Table.Standpunkt | Diplomatie
Erscheinungsdatum: 26. Oktober 2025

Wadephuls China-Absage: Stärke zeigen statt Selbstverzwergung

Reinhard Bütikofer (Grüne) gehört seit 2009 dem Europaparlament an.
Reinhard Bütikofer ist Ko-Vorsitzender der Deutsch-Taiwanischen Dialog-Plattform. (Rüdiger Wölk/Imago)

Die Verschiebung von Außenminister Wadephuls Chinareise ist kein diplomatischer Fehltritt, sondern ein notwendiges Signal. Wer deutsche Interessen klar benennt – von Chinas Unterstützung für Putins Krieg bis zu unfairen Handelspraktiken – darf sich nicht erpressen lassen.

Außenminister Wadephul hat seine Chinareise kurz vor Beginn verschoben, weil Peking nicht genug relevante Termine anbot, und viele deutsche Gemüter erregen sich. Es ist, wie so oft dieser Tage: Was immer passiert, es ist garantiert ein Zeichen für unseren Niedergang! „China will nicht mehr mit uns reden! Wir gelten nichts mehr!", so schallt es aus vielen Kanälen. Der Außenminister soll durch öffentliche Kritik Peking unbotmäßig verärgert haben.

Herr Wadephul hat Chinas Unterstützung für Putins Aggressionskrieg kritisiert. Dieser Krieg bedroht auch uns. Tatsächlich würde Russland den Krieg verlieren, wenn China nicht alle Technologie liefern würde, die Putin braucht. Zuletzt hat Xi Jinping angekündigt, keine Seltenen Erden mehr zu exportieren, sofern diese in Waffensystemen Verwendung finden sollen. Nicht mehr zu uns, nach Russland schon! Aber ohne Seltene Erden funktioniert kein einziges modernes Waffensystem. Also Ende Gelände, Zeitenwende? So gefährdet China unsere Sicherheit. Kein Thema für den Außenminister?

Herr Wadephul kritisierte, dass China durch aggressives Vorgehen die Stabilität in der ostasiatischen Region gefährdet. Das ist so und es berührt zentrale deutsche Handelsinteressen. Kein Thema? China verstößt seit Langem systematisch gegen Regeln der WTO und hat damit die multilaterale Handelsordnung untergraben, die für Deutschland so wichtig war. Kein Thema?

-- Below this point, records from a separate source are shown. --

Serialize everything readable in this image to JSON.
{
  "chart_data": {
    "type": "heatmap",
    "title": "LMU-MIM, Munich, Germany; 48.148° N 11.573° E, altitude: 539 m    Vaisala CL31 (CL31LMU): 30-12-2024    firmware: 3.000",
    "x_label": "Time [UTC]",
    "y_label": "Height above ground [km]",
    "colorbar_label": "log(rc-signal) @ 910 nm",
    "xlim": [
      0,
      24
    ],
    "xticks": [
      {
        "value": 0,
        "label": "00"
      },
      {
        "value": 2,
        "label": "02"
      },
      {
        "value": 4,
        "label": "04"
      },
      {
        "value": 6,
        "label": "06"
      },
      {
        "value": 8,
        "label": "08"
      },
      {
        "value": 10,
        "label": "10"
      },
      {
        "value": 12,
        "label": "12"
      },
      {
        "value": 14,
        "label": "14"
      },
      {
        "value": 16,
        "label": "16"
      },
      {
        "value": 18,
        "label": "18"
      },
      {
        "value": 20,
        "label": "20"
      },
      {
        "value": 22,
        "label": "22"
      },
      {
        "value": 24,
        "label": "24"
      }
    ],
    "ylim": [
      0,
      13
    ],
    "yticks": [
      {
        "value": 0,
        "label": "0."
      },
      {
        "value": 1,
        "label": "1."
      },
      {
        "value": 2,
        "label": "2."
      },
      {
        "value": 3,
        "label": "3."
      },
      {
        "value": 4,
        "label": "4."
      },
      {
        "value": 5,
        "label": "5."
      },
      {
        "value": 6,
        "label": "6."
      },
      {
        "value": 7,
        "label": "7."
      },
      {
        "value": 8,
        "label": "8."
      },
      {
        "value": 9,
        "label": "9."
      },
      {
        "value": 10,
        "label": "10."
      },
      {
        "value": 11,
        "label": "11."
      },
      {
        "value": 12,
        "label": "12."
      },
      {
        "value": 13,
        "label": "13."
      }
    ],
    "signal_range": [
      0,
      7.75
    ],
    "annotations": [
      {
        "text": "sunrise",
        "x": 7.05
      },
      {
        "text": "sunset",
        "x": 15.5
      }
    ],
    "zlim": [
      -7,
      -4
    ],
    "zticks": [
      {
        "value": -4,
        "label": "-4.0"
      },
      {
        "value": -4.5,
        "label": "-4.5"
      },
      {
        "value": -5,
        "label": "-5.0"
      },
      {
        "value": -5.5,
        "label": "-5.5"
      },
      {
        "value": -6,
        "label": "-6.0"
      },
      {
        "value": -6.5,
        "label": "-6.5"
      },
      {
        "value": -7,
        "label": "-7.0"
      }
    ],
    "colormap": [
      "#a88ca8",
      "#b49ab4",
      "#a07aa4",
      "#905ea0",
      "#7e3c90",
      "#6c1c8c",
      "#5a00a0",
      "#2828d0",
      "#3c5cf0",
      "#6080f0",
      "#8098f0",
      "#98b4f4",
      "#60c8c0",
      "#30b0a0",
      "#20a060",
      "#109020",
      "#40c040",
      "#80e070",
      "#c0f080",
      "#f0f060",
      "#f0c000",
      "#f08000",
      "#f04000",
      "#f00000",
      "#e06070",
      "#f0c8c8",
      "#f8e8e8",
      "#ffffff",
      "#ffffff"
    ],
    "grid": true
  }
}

Ein deutscher Außenminister muss Deutschlands Interessen öffentlich artikulieren und auf der Basis natürlich den Dialog suchen. China sieht das offenbar anders. China wollte nur unter Vorbedingungen reden. Von dort aus verlangte man, Wadephul müsse öffentlich zurückrudern oder es werde eben keine sinnvollen Termine geben. In der Situation hat der Außenminister zu Recht das kleinere Übel gewählt. Selbstverzwergung gegenüber autoritären Staatslenkern war noch nie eine gute Idee und nur Dumme machen den gleichen Fehler immer wieder!

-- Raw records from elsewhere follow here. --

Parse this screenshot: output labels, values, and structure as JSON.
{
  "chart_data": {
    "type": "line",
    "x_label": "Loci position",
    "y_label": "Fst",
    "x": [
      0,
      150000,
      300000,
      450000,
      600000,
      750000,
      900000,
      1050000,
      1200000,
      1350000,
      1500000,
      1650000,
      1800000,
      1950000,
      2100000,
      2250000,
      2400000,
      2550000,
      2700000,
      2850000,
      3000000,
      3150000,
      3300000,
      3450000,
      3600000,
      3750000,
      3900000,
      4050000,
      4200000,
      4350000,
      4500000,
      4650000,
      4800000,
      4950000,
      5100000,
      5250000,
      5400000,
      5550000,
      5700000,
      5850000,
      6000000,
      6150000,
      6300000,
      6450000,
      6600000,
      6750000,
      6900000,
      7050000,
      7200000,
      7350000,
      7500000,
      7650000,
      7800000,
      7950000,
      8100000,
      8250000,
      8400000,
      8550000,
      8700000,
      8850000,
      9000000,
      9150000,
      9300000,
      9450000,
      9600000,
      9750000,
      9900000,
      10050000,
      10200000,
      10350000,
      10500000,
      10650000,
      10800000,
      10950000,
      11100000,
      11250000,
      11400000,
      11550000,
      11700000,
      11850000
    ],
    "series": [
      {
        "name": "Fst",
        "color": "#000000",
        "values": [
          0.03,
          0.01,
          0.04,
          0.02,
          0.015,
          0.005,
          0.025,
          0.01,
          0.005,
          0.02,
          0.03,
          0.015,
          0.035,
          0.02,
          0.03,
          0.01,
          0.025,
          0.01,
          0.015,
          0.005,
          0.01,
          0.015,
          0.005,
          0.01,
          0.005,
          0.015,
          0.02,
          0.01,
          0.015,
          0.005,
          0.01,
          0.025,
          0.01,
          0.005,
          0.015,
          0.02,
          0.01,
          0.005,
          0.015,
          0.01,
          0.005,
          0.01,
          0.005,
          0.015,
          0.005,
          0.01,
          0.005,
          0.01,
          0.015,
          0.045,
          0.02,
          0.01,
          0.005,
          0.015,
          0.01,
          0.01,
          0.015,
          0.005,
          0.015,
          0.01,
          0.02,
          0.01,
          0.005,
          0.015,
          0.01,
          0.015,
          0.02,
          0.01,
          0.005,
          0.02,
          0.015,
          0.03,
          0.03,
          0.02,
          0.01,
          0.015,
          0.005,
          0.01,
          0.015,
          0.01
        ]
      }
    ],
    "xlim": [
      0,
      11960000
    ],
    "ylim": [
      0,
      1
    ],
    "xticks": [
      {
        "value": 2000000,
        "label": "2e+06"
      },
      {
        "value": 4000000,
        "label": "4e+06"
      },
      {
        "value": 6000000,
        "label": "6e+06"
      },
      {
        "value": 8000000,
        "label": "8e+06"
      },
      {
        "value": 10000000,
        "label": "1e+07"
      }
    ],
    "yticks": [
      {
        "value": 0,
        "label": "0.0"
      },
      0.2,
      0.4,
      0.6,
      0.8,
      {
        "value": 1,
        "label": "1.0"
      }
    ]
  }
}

Aber sitzen wir nun nicht trotzdem in der Falle? Nein! Dass Deutschland für Peking außenpolitisch irrelevant sei, ist nämlich falsch. Was die KP Chinas an Wadephuls und auch des Kanzlers Kritik besonders aufregt, ist, dass diese so klar aus Deutschland kommt, aus dem Land, das gegenüber Chinas Politik in der Vergangenheit viel nachsichtiger war als andere Europäer oder gar als Brüssel. Berlin war lange Pekings Trumpfkarte gegen eine einheitliche Haltung zur Verteidigung europäischer Interessen und Werte. Zuletzt war das zu besichtigen beim „Nein” Berlins gegen die EU-Elektro-Zölle.

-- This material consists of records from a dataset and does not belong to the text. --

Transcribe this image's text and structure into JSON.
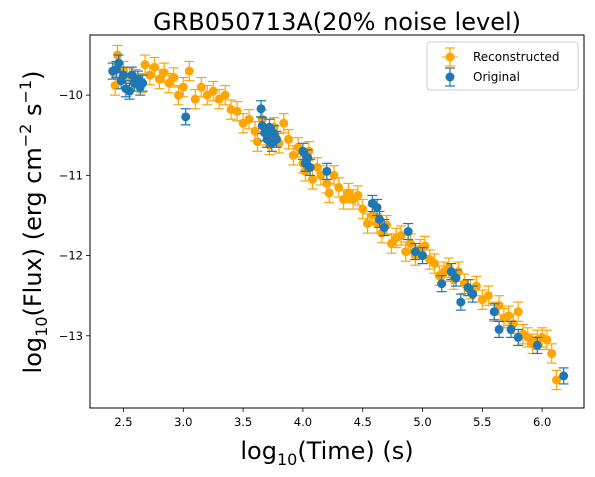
{
  "chart_data": {
    "type": "scatter",
    "title": "GRB050713A(20% noise level)",
    "xlabel": "log10(Time) (s)",
    "xlabel_parts": {
      "pre": "log",
      "sub": "10",
      "post": "(Time) (s)"
    },
    "ylabel": "log10(Flux) (erg cm^-2 s^-1)",
    "ylabel_parts": {
      "pre": "log",
      "sub": "10",
      "mid": "(Flux) (erg cm",
      "sup1": "−2",
      "mid2": " s",
      "sup2": "−1",
      "post": ")"
    },
    "xlim": [
      2.22,
      6.35
    ],
    "ylim": [
      -13.9,
      -9.25
    ],
    "xticks": [
      2.5,
      3.0,
      3.5,
      4.0,
      4.5,
      5.0,
      5.5,
      6.0
    ],
    "xtick_labels": [
      "2.5",
      "3.0",
      "3.5",
      "4.0",
      "4.5",
      "5.0",
      "5.5",
      "6.0"
    ],
    "yticks": [
      -10,
      -11,
      -12,
      -13
    ],
    "ytick_labels": [
      "−10",
      "−11",
      "−12",
      "−13"
    ],
    "grid": false,
    "legend_position": "top-right",
    "series": [
      {
        "name": "Reconstructed",
        "color": "#FFA500",
        "err": 0.12,
        "points": [
          [
            2.43,
            -9.88
          ],
          [
            2.45,
            -9.5
          ],
          [
            2.5,
            -9.7
          ],
          [
            2.55,
            -9.78
          ],
          [
            2.6,
            -9.8
          ],
          [
            2.65,
            -9.85
          ],
          [
            2.68,
            -9.62
          ],
          [
            2.72,
            -9.75
          ],
          [
            2.76,
            -9.65
          ],
          [
            2.8,
            -9.8
          ],
          [
            2.84,
            -9.72
          ],
          [
            2.88,
            -9.85
          ],
          [
            2.92,
            -9.78
          ],
          [
            2.96,
            -10.0
          ],
          [
            3.0,
            -9.9
          ],
          [
            3.05,
            -9.7
          ],
          [
            3.1,
            -10.05
          ],
          [
            3.15,
            -9.9
          ],
          [
            3.2,
            -10.0
          ],
          [
            3.25,
            -9.95
          ],
          [
            3.3,
            -10.05
          ],
          [
            3.35,
            -10.0
          ],
          [
            3.4,
            -10.18
          ],
          [
            3.45,
            -10.2
          ],
          [
            3.5,
            -10.35
          ],
          [
            3.55,
            -10.3
          ],
          [
            3.6,
            -10.45
          ],
          [
            3.62,
            -10.58
          ],
          [
            3.66,
            -10.3
          ],
          [
            3.7,
            -10.5
          ],
          [
            3.72,
            -10.62
          ],
          [
            3.76,
            -10.4
          ],
          [
            3.8,
            -10.6
          ],
          [
            3.84,
            -10.35
          ],
          [
            3.88,
            -10.55
          ],
          [
            3.92,
            -10.75
          ],
          [
            3.96,
            -10.65
          ],
          [
            4.0,
            -10.85
          ],
          [
            4.02,
            -10.95
          ],
          [
            4.05,
            -10.7
          ],
          [
            4.08,
            -11.05
          ],
          [
            4.12,
            -10.9
          ],
          [
            4.15,
            -11.0
          ],
          [
            4.2,
            -11.1
          ],
          [
            4.22,
            -11.22
          ],
          [
            4.26,
            -11.0
          ],
          [
            4.3,
            -11.15
          ],
          [
            4.34,
            -11.3
          ],
          [
            4.38,
            -11.22
          ],
          [
            4.42,
            -11.3
          ],
          [
            4.46,
            -11.25
          ],
          [
            4.5,
            -11.42
          ],
          [
            4.54,
            -11.6
          ],
          [
            4.58,
            -11.5
          ],
          [
            4.62,
            -11.6
          ],
          [
            4.66,
            -11.72
          ],
          [
            4.7,
            -11.62
          ],
          [
            4.74,
            -11.85
          ],
          [
            4.78,
            -11.78
          ],
          [
            4.82,
            -11.75
          ],
          [
            4.86,
            -11.95
          ],
          [
            4.9,
            -11.85
          ],
          [
            4.94,
            -12.0
          ],
          [
            4.98,
            -11.92
          ],
          [
            5.02,
            -11.88
          ],
          [
            5.06,
            -12.05
          ],
          [
            5.1,
            -12.1
          ],
          [
            5.14,
            -12.25
          ],
          [
            5.18,
            -12.2
          ],
          [
            5.22,
            -12.15
          ],
          [
            5.26,
            -12.3
          ],
          [
            5.3,
            -12.2
          ],
          [
            5.35,
            -12.35
          ],
          [
            5.4,
            -12.42
          ],
          [
            5.45,
            -12.38
          ],
          [
            5.5,
            -12.55
          ],
          [
            5.55,
            -12.5
          ],
          [
            5.6,
            -12.7
          ],
          [
            5.64,
            -12.62
          ],
          [
            5.68,
            -12.78
          ],
          [
            5.72,
            -12.75
          ],
          [
            5.76,
            -12.85
          ],
          [
            5.8,
            -12.7
          ],
          [
            5.84,
            -12.98
          ],
          [
            5.88,
            -13.02
          ],
          [
            5.92,
            -13.1
          ],
          [
            5.96,
            -13.05
          ],
          [
            6.0,
            -13.02
          ],
          [
            6.04,
            -13.05
          ],
          [
            6.08,
            -13.22
          ],
          [
            6.12,
            -13.55
          ]
        ]
      },
      {
        "name": "Original",
        "color": "#1F77B4",
        "err": 0.1,
        "points": [
          [
            2.41,
            -9.7
          ],
          [
            2.44,
            -9.68
          ],
          [
            2.46,
            -9.6
          ],
          [
            2.48,
            -9.82
          ],
          [
            2.5,
            -9.75
          ],
          [
            2.52,
            -9.92
          ],
          [
            2.55,
            -9.95
          ],
          [
            2.57,
            -9.75
          ],
          [
            2.59,
            -9.85
          ],
          [
            2.62,
            -9.8
          ],
          [
            2.64,
            -9.9
          ],
          [
            2.66,
            -9.85
          ],
          [
            3.02,
            -10.27
          ],
          [
            3.65,
            -10.17
          ],
          [
            3.66,
            -10.38
          ],
          [
            3.68,
            -10.47
          ],
          [
            3.7,
            -10.55
          ],
          [
            3.72,
            -10.4
          ],
          [
            3.74,
            -10.6
          ],
          [
            3.76,
            -10.48
          ],
          [
            3.78,
            -10.55
          ],
          [
            4.0,
            -10.7
          ],
          [
            4.02,
            -10.85
          ],
          [
            4.04,
            -10.78
          ],
          [
            4.06,
            -10.9
          ],
          [
            4.2,
            -10.95
          ],
          [
            4.58,
            -11.35
          ],
          [
            4.62,
            -11.4
          ],
          [
            4.64,
            -11.55
          ],
          [
            4.68,
            -11.65
          ],
          [
            4.88,
            -11.7
          ],
          [
            4.94,
            -11.95
          ],
          [
            5.0,
            -12.0
          ],
          [
            5.16,
            -12.35
          ],
          [
            5.24,
            -12.2
          ],
          [
            5.28,
            -12.28
          ],
          [
            5.32,
            -12.58
          ],
          [
            5.38,
            -12.4
          ],
          [
            5.42,
            -12.48
          ],
          [
            5.6,
            -12.7
          ],
          [
            5.64,
            -12.92
          ],
          [
            5.74,
            -12.92
          ],
          [
            5.8,
            -13.02
          ],
          [
            5.96,
            -13.12
          ],
          [
            6.18,
            -13.5
          ]
        ]
      }
    ]
  }
}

Tatsächlich reiht sich nun die neue Bundesregierung chinapolitisch nicht nur in den Geleitzug der EU ein, sondern gibt der EU damit wesentlich mehr Gewicht als ohne Berlin je erreichbar wäre. Das fürchtet China! Denn gegen ein mit dem Rest Europas und anderen gleichgesinnten Ländern gut kooperierendes Deutschland lässt sich nicht durchsetzen, dass einseitige ökonomische Abhängigkeit von China zu einem dauerhaften Kernelement der Beziehungen wird. Während Europa von De-Risking redet, will China diese Risiken zementieren und strategisch ausschlachten. Das Vorgehen bei den Seltenen Erden lässt daran keinen Zweifel.

Deutschland alleine hat keinen Löffel, der lang genug ist, um auf Dauer mit China aus der gleichen Suppenschüssel zu essen. Aber es ist, wie Stauffacher im Wilhelm Tell sagt: „Vereint sind auch die Schwachen mächtig.“ Da China uns heute nicht Partnerschaft bietet, sondern Dominanz verlangt, ist jede Hoffnung, besonders einfühlsames Herangehen werde Chinas Strategie aufweichen können, bestenfalls Selbstbetrug.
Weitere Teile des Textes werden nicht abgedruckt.